An estimated 4.5 billion dollars in illegal wildlife – birds, lizards, snakes, insects – are smuggled into the United States each year, mainly through Mexico, said Adrián Quijada Mascareñas, of Michoacán University of San Nicolás de Hidalgo, in a conference presentation.
Only about 10 to 15 per cent the animals survive to reach their final destination. Mascareñas said that drug smugglers are switching to the wildlife trade because it is less risky, and if caught they often only receive a fine
“The volume of wildlife smuggling is having a profound impact on Mexico’s own biodiversity,” said López-Hoffman.

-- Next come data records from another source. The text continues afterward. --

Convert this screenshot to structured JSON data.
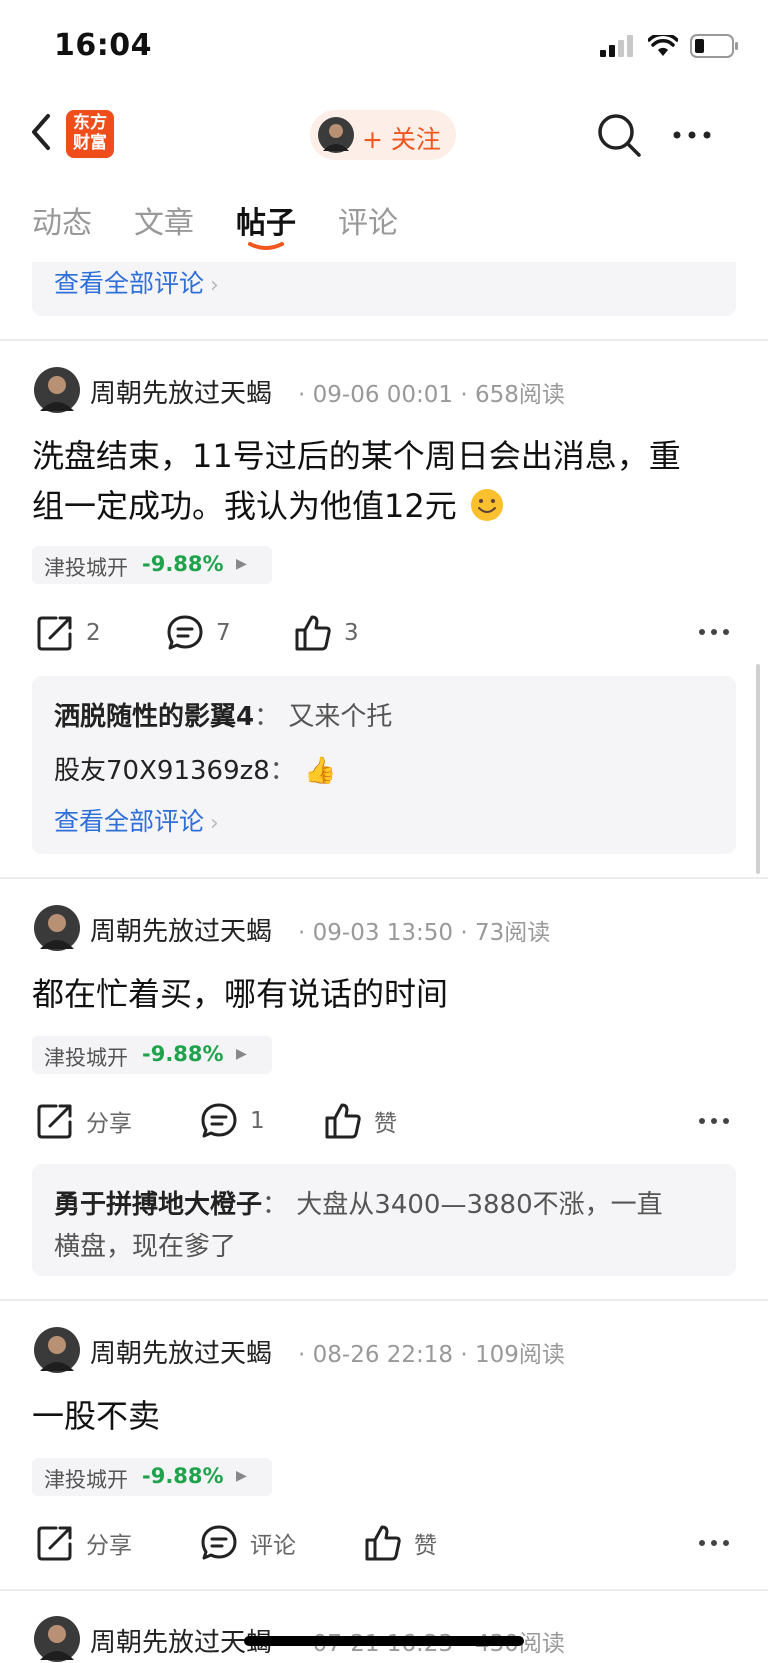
{
  "status": {
    "time": "16:04",
    "icons": [
      "signal-icon",
      "wifi-icon",
      "battery-icon"
    ]
  },
  "nav": {
    "logo_line1": "东方",
    "logo_line2": "财富",
    "follow": "+ 关注"
  },
  "tabs": [
    {
      "label": "动态"
    },
    {
      "label": "文章"
    },
    {
      "label": "帖子"
    },
    {
      "label": "评论"
    }
  ],
  "top_card": {
    "view_all": "查看全部评论"
  },
  "posts": [
    {
      "author": "周朝先放过天蝎",
      "meta": "· 09-06 00:01 · 658阅读",
      "text_line1": "洗盘结束，11号过后的某个周日会出消息，重",
      "text_line2": "组一定成功。我认为他值12元",
      "stock": {
        "name": "津投城开",
        "pct": "-9.88%"
      },
      "share": "2",
      "comments": "7",
      "likes": "3",
      "replies": [
        {
          "name": "洒脱随性的影翼4",
          "sep": "：",
          "text": "又来个托"
        },
        {
          "name": "股友70X91369z8",
          "sep": "：",
          "text": "👍"
        }
      ],
      "view_all": "查看全部评论"
    },
    {
      "author": "周朝先放过天蝎",
      "meta": "· 09-03 13:50 · 73阅读",
      "text_line1": "都在忙着买，哪有说话的时间",
      "stock": {
        "name": "津投城开",
        "pct": "-9.88%"
      },
      "share": "分享",
      "comments": "1",
      "likes": "赞",
      "replies": [
        {
          "name": "勇于拼搏地大橙子",
          "sep": "：",
          "text": "大盘从3400—3880不涨，一直",
          "text2": "横盘，现在爹了"
        }
      ]
    },
    {
      "author": "周朝先放过天蝎",
      "meta": "· 08-26 22:18 · 109阅读",
      "text_line1": "一股不卖",
      "stock": {
        "name": "津投城开",
        "pct": "-9.88%"
      },
      "share": "分享",
      "comments": "评论",
      "likes": "赞"
    },
    {
      "author": "周朝先放过天蝎",
      "meta": "· 07-21 16:23 · 430阅读"
    }
  ],
  "colors": {
    "accent": "#f0561d",
    "link": "#2f6fd9",
    "down": "#1fa24b"
  }
}
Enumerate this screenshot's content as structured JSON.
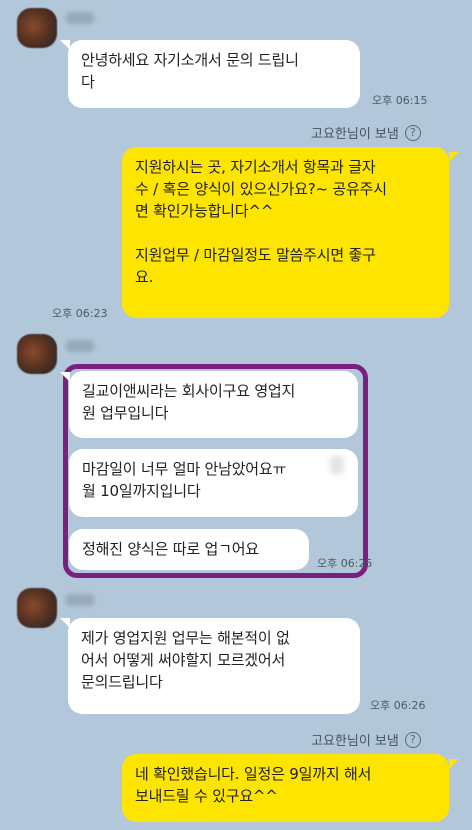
{
  "messages": {
    "m1": {
      "text": "안녕하세요 자기소개서 문의 드립니\n다",
      "time": "오후 06:15"
    },
    "read1": {
      "label": "고요한님이 보냄",
      "icon": "question-circle-icon"
    },
    "m2": {
      "text": "지원하시는 곳, 자기소개서 항목과 글자\n수 / 혹은 양식이 있으신가요?~ 공유주시\n면 확인가능합니다^^\n\n지원업무 / 마감일정도 말씀주시면 좋구\n요.",
      "time": "오후 06:23"
    },
    "m3": {
      "text": "길교이앤씨라는 회사이구요 영업지\n원 업무입니다"
    },
    "m4": {
      "text": "마감일이 너무 얼마 안남았어요ㅠ\n월 10일까지입니다"
    },
    "m5": {
      "text": "정해진 양식은 따로 업ㄱ어요",
      "time": "오후 06:25"
    },
    "m6": {
      "text": "제가 영업지원 업무는 해본적이 없\n어서 어떻게 써야할지 모르겠어서\n문의드립니다",
      "time": "오후 06:26"
    },
    "read2": {
      "label": "고요한님이 보냄",
      "icon": "question-circle-icon"
    },
    "m7": {
      "text": "네 확인했습니다. 일정은 9일까지 해서\n보내드릴 수 있구요^^"
    }
  },
  "colors": {
    "background": "#b2c7d9",
    "outgoing_bubble": "#fee500",
    "incoming_bubble": "#ffffff",
    "highlight_border": "#7b1f7e"
  }
}
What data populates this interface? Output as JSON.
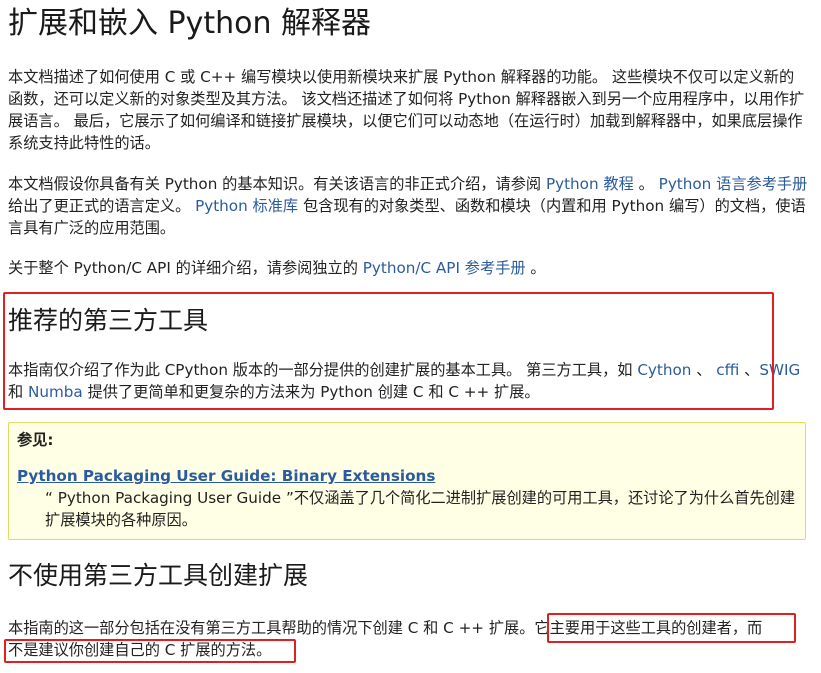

In effect, the jungles and deserts of Mexico and Central America are being emptied to supply the appetite of exotic pet collectors in the United States. Without the enormous U.S. market for illegal drugs and for cheap labour, there would be much less illegal border traffic, she added.
Building more walls and stricter border enforcement simply means that the smugglers, traffickers and illegal migrant workers move into more remote regions, damaging formerly untouched ecosystems, Flessa said.
In their efforts to stem this incoming tide, border guards themselves do a lot of damage. They build roads, burn wide areas to improve visibility, fence off wildlife trails, and fill in valleys and estuaries, he said.
Illegal immigration and border enforcement have the potential to damage some of our country’s most beautiful landscapes, said Rodger Schlickeisen, president of the U.S.-based non-governmental organization Defenders of Wildlife, in a statement.
In particular, Schlickeisen expressed concern about the environmental impact of massive wall-building projects in the U.S. Southwest that are part of the immigration bill being debated in the U.S. Senate. According to Flessa, such barriers would impoverish the biological diversity of the United States.
In general, Mexico’s borderlands are in better ecological health than they are on the U.S. side, and are home for many species that are endangered just across the border, such as the Sonoran pronghorn antelope (Antilocapra americana sonoriensis).
“The few jaguars in Arizona come from Mexico, and so will the Mexican gray wolf (Canis lupus baileyi), which is being re-introduced into New Mexico,” he said.
Most famously of all, the monarch butterfly (Danaus plexippus linnaeus) migrates between central Mexico and central and eastern United States and into Canada. However, deforestation in Mexico has severely reduced their numbers.
These are all examples of how human activities and environmental conditions on one side of the border can affect the quality of life and the environment on the other, said López-Hoffman.
This reality means working together at the local level to solve issues and problems, and it also means taking a hard look at national government policies that create the conditions of poverty in Mexico, and the demand for cheap labor in the United States, she said.
“Policies made many miles away in Washington, DC and Mexico City come to a head at the border,” said Flessa.
(*Stephen Leahy is a Tierramérica contributor. Originally published July 15 by Latin American newspapers that are part of the Tierramérica network. Tierramérica is a specialised news service produced by IPS with the backing of the United Nations Development Programme and the United Nations Environment Programme.)